Your lower productivity might appear alongside escapist activities in your downtime, where you distract yourself from stress rather than relax in a healthy way. Remote workers have a particularly difficult time defending their boundaries and finding a healthy work-life balance, and thus might be at a higher risk for burnout. The US home workforce is getting bigger, and working remotely in the US has become very common.However, the cons of working remotely aren’t the same for everyone. This type of work is perfect for busy people who want to save time and money and devastating for people who cannot work effectively outside the office environment. Over 80% of companies plan to permit their employees to work remotely part or full time, even after the coronavirus pandemic ends. One of the primary benefits for a company operating in this space is that it saves on overhead.

This is coupled with increasing childcare duties and other rising at-home responsibilities. While stress is prevalent in any workplace, for remote workers, this is usually exasperated due to the lack of a structured working environment. Working overtime, social isolation, constant distractions and poor work life balance all pave the way to faster burnout. But the COVID-19 pandemic created a surge in work-from-home scenarios.

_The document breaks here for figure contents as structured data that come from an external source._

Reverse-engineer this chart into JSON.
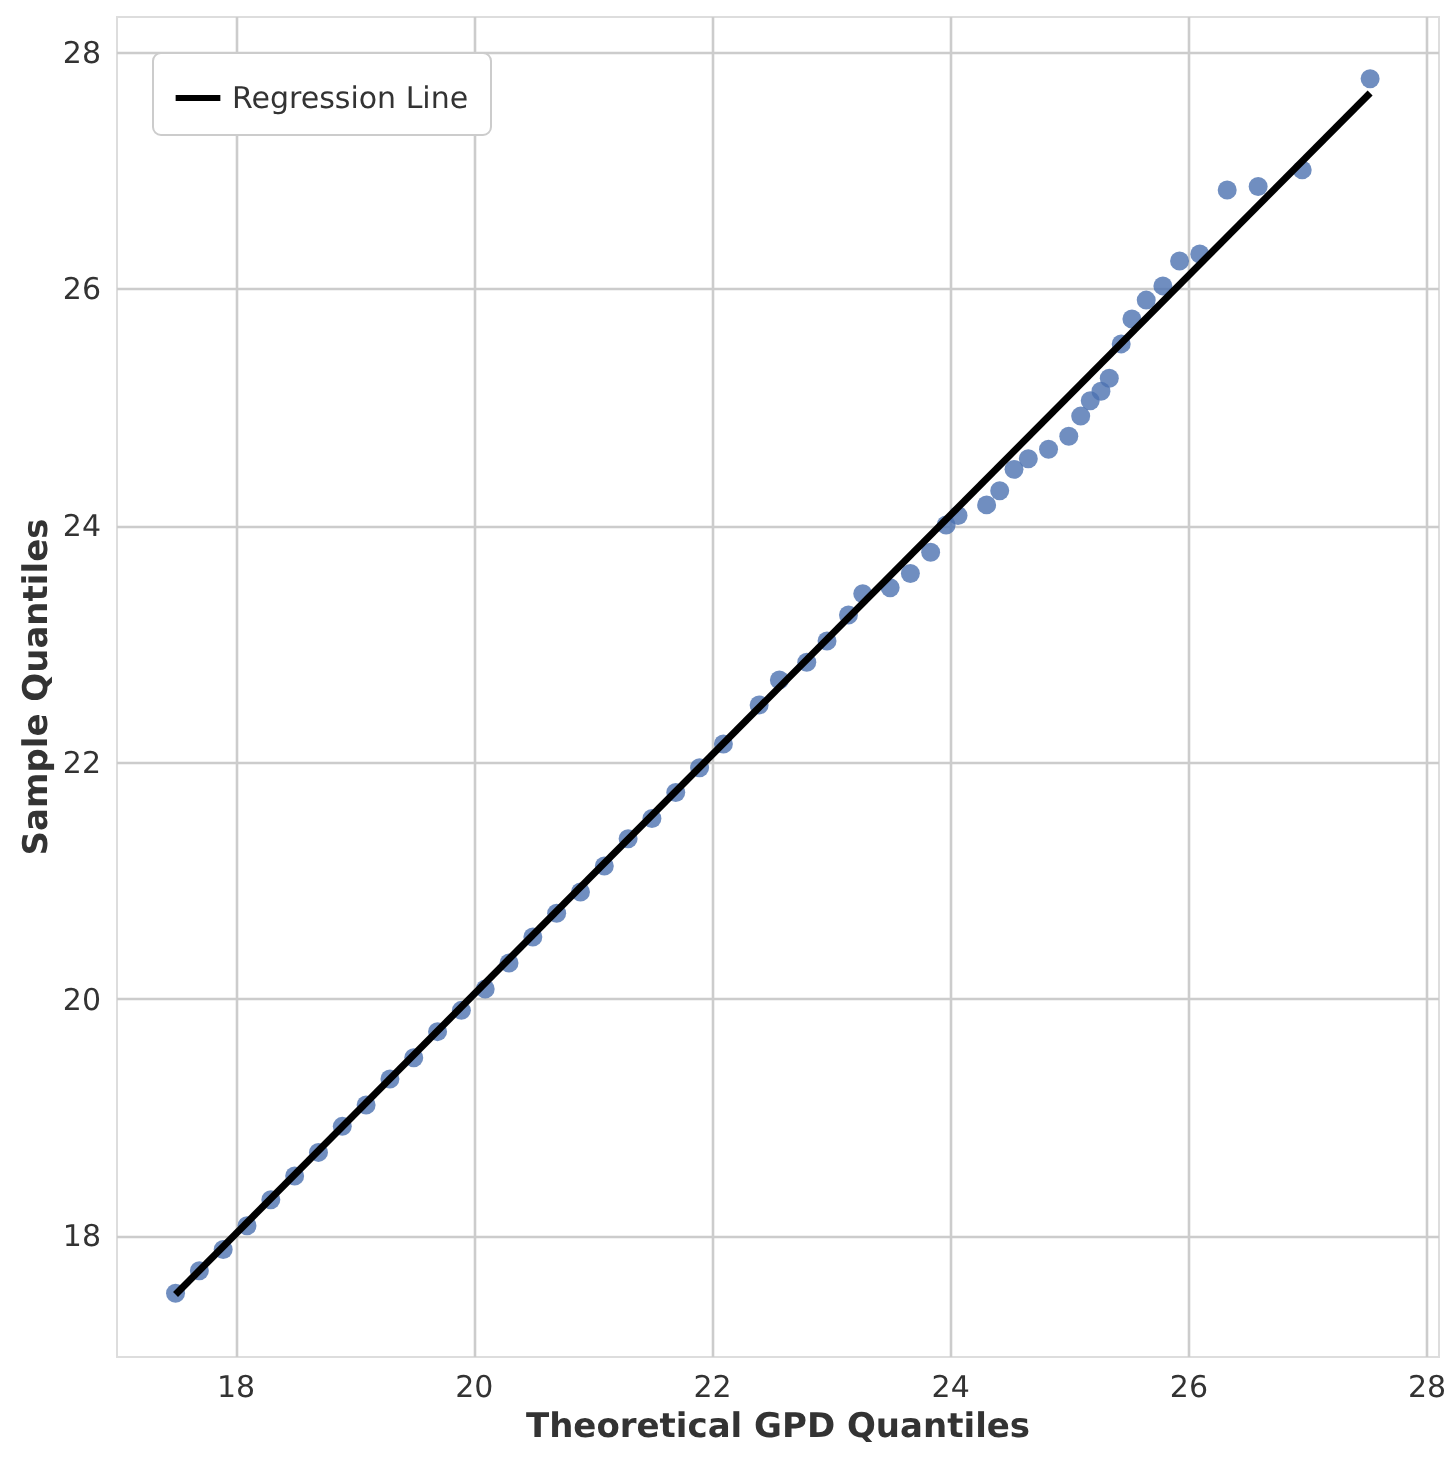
{
  "chart_data": {
    "type": "scatter",
    "xlabel": "Theoretical GPD Quantiles",
    "ylabel": "Sample Quantiles",
    "xlim": [
      17.0,
      28.1
    ],
    "ylim": [
      16.98,
      28.3
    ],
    "xticks": [
      18,
      20,
      22,
      24,
      26,
      28
    ],
    "yticks": [
      18,
      20,
      22,
      24,
      26,
      28
    ],
    "grid": true,
    "legend": "top left",
    "series": [
      {
        "color": "#4c72b0",
        "marker": "circle",
        "x": [
          17.5,
          17.7,
          17.9,
          18.1,
          18.3,
          18.5,
          18.7,
          18.9,
          19.1,
          19.3,
          19.5,
          19.7,
          19.9,
          20.1,
          20.3,
          20.5,
          20.7,
          20.9,
          21.1,
          21.3,
          21.5,
          21.7,
          21.9,
          22.1,
          22.4,
          22.57,
          22.8,
          22.97,
          23.15,
          23.27,
          23.5,
          23.67,
          23.84,
          23.97,
          24.07,
          24.31,
          24.42,
          24.54,
          24.66,
          24.83,
          25.0,
          25.1,
          25.18,
          25.27,
          25.34,
          25.44,
          25.53,
          25.65,
          25.79,
          25.93,
          26.1,
          26.33,
          26.59,
          26.96,
          27.53
        ],
        "values": [
          17.51,
          17.7,
          17.88,
          18.08,
          18.3,
          18.5,
          18.7,
          18.92,
          19.1,
          19.32,
          19.5,
          19.72,
          19.9,
          20.08,
          20.3,
          20.52,
          20.72,
          20.9,
          21.12,
          21.35,
          21.52,
          21.74,
          21.95,
          22.15,
          22.48,
          22.69,
          22.84,
          23.02,
          23.24,
          23.42,
          23.47,
          23.59,
          23.77,
          24.0,
          24.08,
          24.17,
          24.29,
          24.47,
          24.56,
          24.64,
          24.75,
          24.92,
          25.05,
          25.13,
          25.24,
          25.53,
          25.74,
          25.9,
          26.02,
          26.23,
          26.29,
          26.83,
          26.86,
          27.0,
          27.77
        ]
      },
      {
        "type": "line",
        "name": "Regression Line",
        "color": "#000000",
        "x": [
          17.5,
          27.53
        ],
        "values": [
          17.5,
          27.65
        ]
      }
    ]
  }
}
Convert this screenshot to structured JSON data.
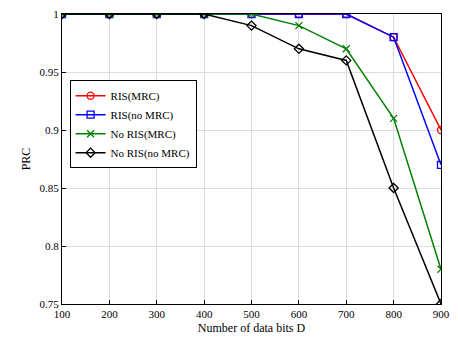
{
  "chart_data": {
    "type": "line",
    "x_label": "Number of data bits D",
    "y_label": "PRC",
    "x": [
      100,
      200,
      300,
      400,
      500,
      600,
      700,
      800,
      900
    ],
    "series": [
      {
        "name": "RIS(MRC)",
        "color": "#ff0000",
        "marker": "circle-open",
        "values": [
          1,
          1,
          1,
          1,
          1,
          1,
          1,
          0.98,
          0.9
        ]
      },
      {
        "name": "RIS(no MRC)",
        "color": "#0000ff",
        "marker": "square-open",
        "values": [
          1,
          1,
          1,
          1,
          1,
          1,
          1,
          0.98,
          0.87
        ]
      },
      {
        "name": "No RIS(MRC)",
        "color": "#008000",
        "marker": "x-thin-open",
        "values": [
          1,
          1,
          1,
          1,
          1,
          0.99,
          0.97,
          0.91,
          0.78
        ]
      },
      {
        "name": "No RIS(no MRC)",
        "color": "#000000",
        "marker": "diamond-open",
        "values": [
          1,
          1,
          1,
          1,
          0.99,
          0.97,
          0.96,
          0.85,
          0.75
        ]
      }
    ],
    "xlim": [
      100,
      900
    ],
    "xticks": [
      100,
      200,
      300,
      400,
      500,
      600,
      700,
      800,
      900
    ],
    "ylim": [
      0.75,
      1
    ],
    "yticks": [
      0.75,
      0.8,
      0.85,
      0.9,
      0.95,
      1
    ],
    "grid": true,
    "legend": "center left"
  }
}
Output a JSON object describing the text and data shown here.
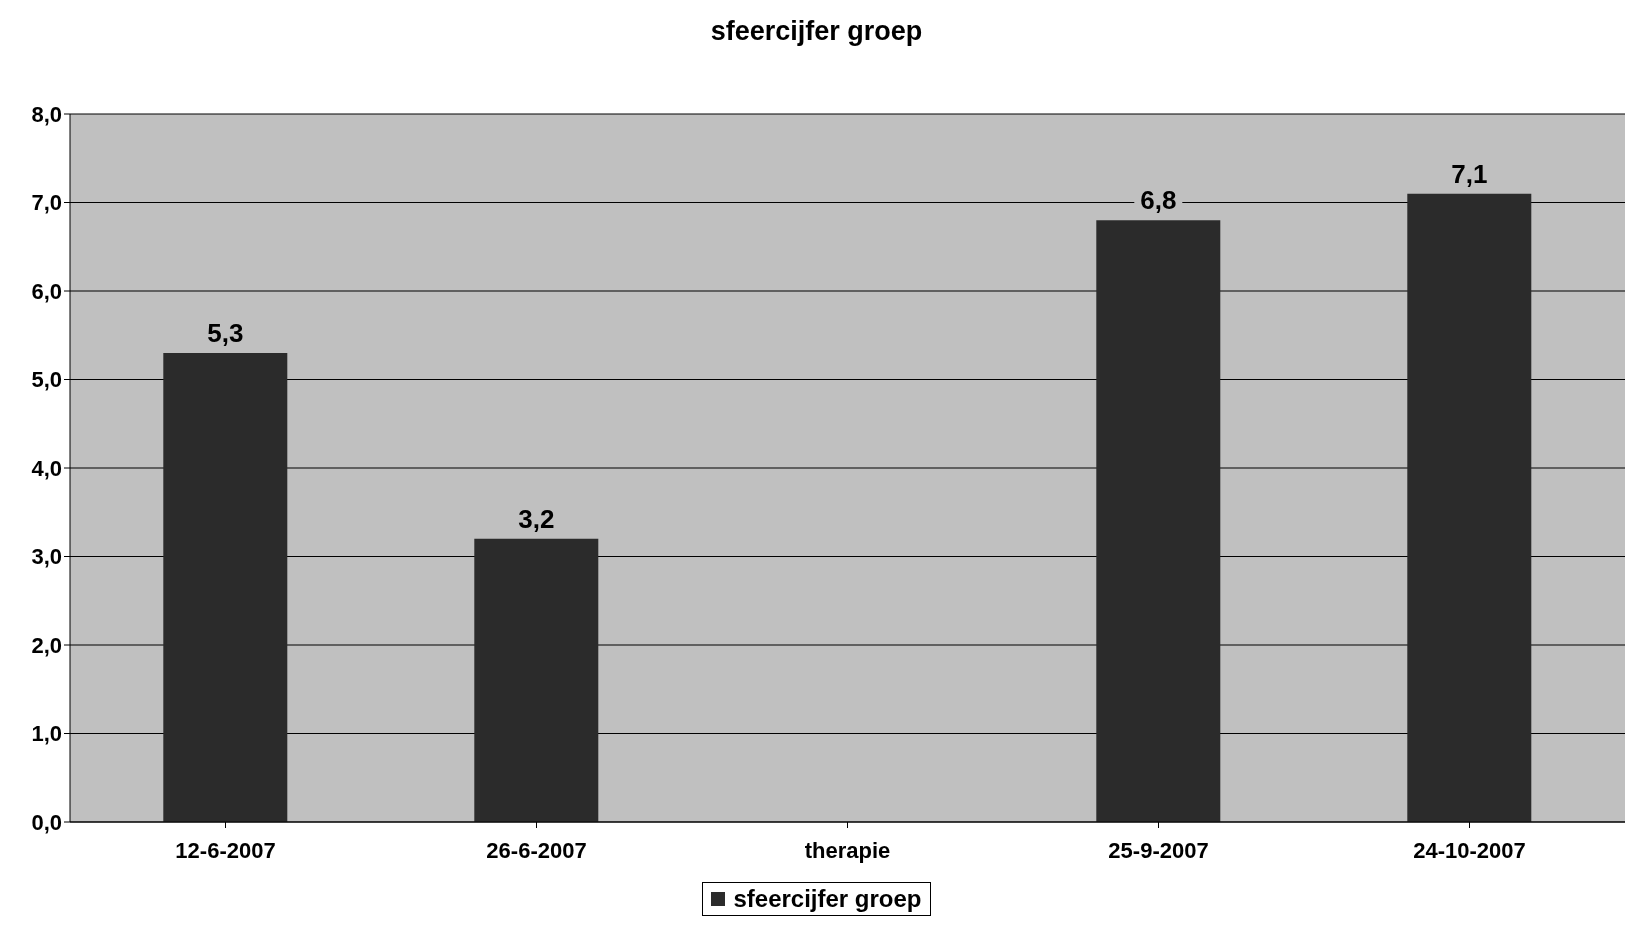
{
  "chart_data": {
    "type": "bar",
    "title": "sfeercijfer groep",
    "categories": [
      "12-6-2007",
      "26-6-2007",
      "therapie",
      "25-9-2007",
      "24-10-2007"
    ],
    "series": [
      {
        "name": "sfeercijfer groep",
        "color": "#2b2b2b",
        "values": [
          5.3,
          3.2,
          null,
          6.8,
          7.1
        ],
        "value_labels": [
          "5,3",
          "3,2",
          null,
          "6,8",
          "7,1"
        ]
      }
    ],
    "ylim": [
      0,
      8
    ],
    "yticks": [
      {
        "value": 0,
        "label": "0,0"
      },
      {
        "value": 1,
        "label": "1,0"
      },
      {
        "value": 2,
        "label": "2,0"
      },
      {
        "value": 3,
        "label": "3,0"
      },
      {
        "value": 4,
        "label": "4,0"
      },
      {
        "value": 5,
        "label": "5,0"
      },
      {
        "value": 6,
        "label": "6,0"
      },
      {
        "value": 7,
        "label": "7,0"
      },
      {
        "value": 8,
        "label": "8,0"
      }
    ],
    "grid": "y",
    "legend": "bottom"
  }
}
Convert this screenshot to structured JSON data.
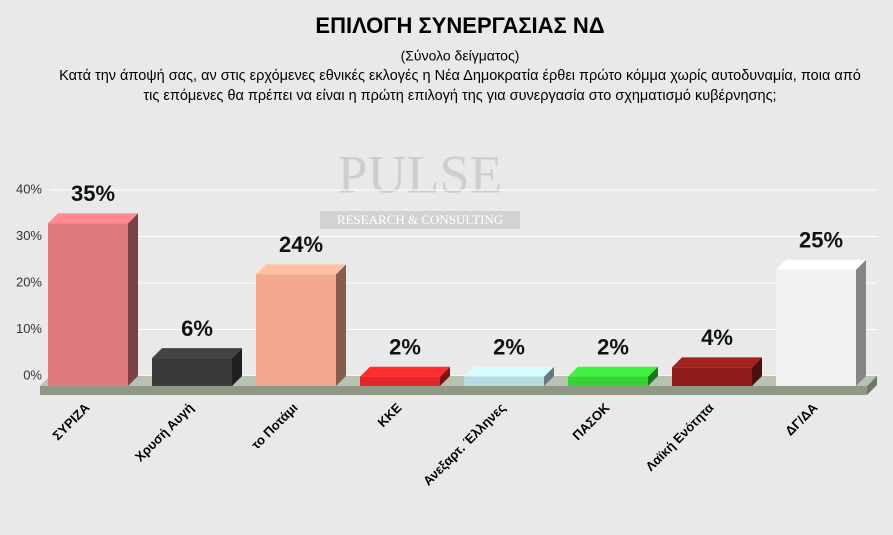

  • Let’s be honest though – we don’t need data studies to tell us our employees are having a tough time these days.
  • By practicing some of these habits, you can strengthen your mental health and gain more energy to be productive at work, from home.
  • Employees struggling with work depression are 63% more likely to take a sick day than happy workers and 83% of their personal relationships are affected.
  • Remote work is no longer a choice for many employees who were forced home by health concerns and organizational policies.
  • Including virtual and in-person options as often as possible creates a more inclusive culture and encourages connections that could last beyond that initial half-hour of guided meditation.

It’s when you’ve just started a new role or project and are developing an affinity for it; you’re in a state of high focus and flow. You’re committed to the task at hand and feel creative and determined to perform well. Christina Maslach, an American social psychologist and psychology professor at University of California, Burkeley, co-wrote the Maslach Burnout Inventory and Areas of Worklife Survey in 1981.

Remote work does not eliminate burnout

This article delves into this pressing issue, examining the contrasting burnout rates and offering effective prevention strategies. When you work remotely and a problem arises, you’re alone in the isolation of your home office to cope with the impact and find a solution. From here, set a plan in place to implement this aspect of your work back into your life. If you loved presenting your work at quarterly meetings, ask to host a virtual session with your team.

remote work burnout statistics

If there’s anything we can learn from this statistic, further growth is likely in the future. This can be a sign of work depression as 91% of workers affirm that burnout negatively affects their abilities. While employee happiness has a tremendous influence on productivity and engagement, burnout can have the opposite effect. Studies show that the engagement rate of burnt out employees drops by 43% and their sense of purpose also drops by 27%. Multiply your impact by embracing the experience and genius within others.

Researchers couldn’t find a direct correlation between workplace burnout and low income. The most common theme among these industries is frontline workers, such as nurses, who are more susceptible to high rates of burnout. Apart from juggling family life, the temptation to lie down, watch TV, or play games is always there. These distractions can sideline a remote worker, creating frustration and leading to burnout as one tries to play catchup with his work. In this post we’ll look at some surprising statistics on remote work burnout, and the myriad of reasons contributing to this silent problem.

  • This is a time that calls for leadership in everyone, not just those in management positions.
  • And even better – if you act early enough, you can prevent symptoms happening altogether.
  • [9]Once someone starts working from home, their home equipment and internet bills should become a work-related cost, not personal expenses anymore.